Экономика тоже растет быстрыми темпами. Ведь в СССР у нас была марксистская политэкономия, мы в основном «Капитал» изучали. В этой дисциплине мы значительно слабее, чем, например, в языкознании. Российское сравнительное языкознание известно во всем мире. Как мне кажется, также у нас очень сильная археология.
— Востоковедение?
— На очень высоком уровне, потому что в советское время оно использовалось как инструмент государственной политики.
— На ваш взгляд, нужен ли человечеству, помимо технологического, прорыв гуманитарный, прорыв ценностей и идей, чтобы перейти на следующий уровень развития?
— Совершенно очевидно, что мир меняется быстрее, чем мы этого сами хотим. И постепенно дисциплины совмещаются между собой. Археология, история, лингвистика, палеоботаника, политология — все это будет сращиваться, будут создаваться гораздо более узкоспециальные направления. На поверхности мы более-менее изучили человека и жизнь вокруг, пора углубляться. Но здесь предсказывать очень сложно. Футурологом быть в науке сейчас никто не решится.
— Давайте сузим вопрос общемирового гуманитарного прорыва до России. Мы говорим «Россия», подразумеваем «духовность, Пушкин, Достоевский» и т. д. Не только для нас с вами, но и для всего мира гуманитарная Россия часто предстает Россией духовно-нравственных ценностей, терзаний, юродивых и морально-этических парадоксов. Но все эти отсылки чаще всего из глубокого прошлого, на протяжении веков в хрестоматийном образе «русской мысли» не появляется радикально новых аспектов. Сколько еще мы сможем выезжать на «Евгении Онегине» и «Войне и мире»? Видите ли вы какие-то точки роста, которые выдвинут нас на передний план мировой гуманитарной мысли и искусства?
— Русская культура — это культура литературы. От этого никуда не денешься. Даже если посмотреть на современную литературу, вы поймете, что популярными становятся книги, в которых все равно рассказывается о том же, о чем рассказывалось в «Евгении Онегине» или «Войне и мире».
Другое дело, что изучать эти произведения можно и под иным углом. Важно отойти от догм, чтобы научить людей мыслить.

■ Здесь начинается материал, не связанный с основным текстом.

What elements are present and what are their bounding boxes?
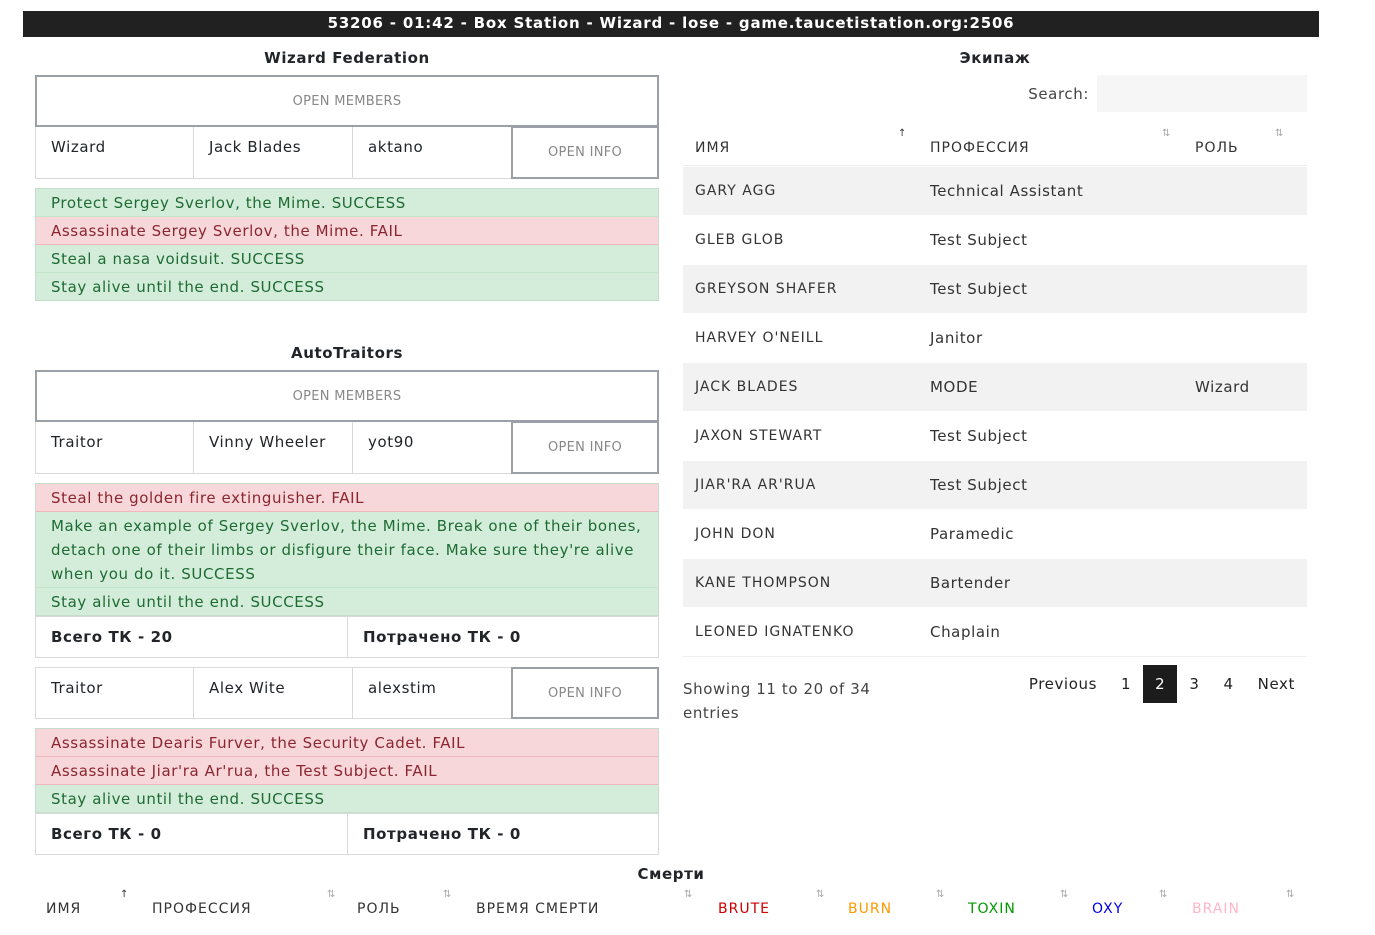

Ведь школьная программа по литературе сформировалась еще до революции. Кто из нас в свободное время открывает томик Жуковского? Очень мало кто. Но Жуковский был воспитателем Александра II, поэтому его в царское время сильно пиарили. Потом Жуковский перекочевал в советскую программу, а из советской — в нашу с вами.
И так происходит не только с авторами, но и идеями, которые автор хотел передать. Я считаю, что школа должна давать детям возможность думать и приходить к собственным выводам, может быть, неожиданным.
— А как привлечь детей в науку, заинтересовать историей, гуманитарным знанием в целом?
— Заинтересовать наукой — очень просто. Первое — нужны внешкольные образовательные программы и мероприятия, например олимпиады. Второе — книги.
Нужно выпускать качественные научно-популярные издания, не те, которые написаны птичьим языком, а нормальные книги. Я свою докторскую диссертацию открыть не могу — падаю в обморок от обилия специальной терминологии.
Как дальше привлечь молодежь непосредственно в науку — универсального рецепта нет. Это огромное количество аспектов государственной политики. В принципе государство сейчас движется в правильном направлении. Создаются новые центры, учебно-образовательные проекты вроде «Сириуса» и «Кванториума», реформируется Академия наук, принята Стратегия научно-технологического развития. Все это позволяет вовлекать новых людей. Просто нужно идти дальше.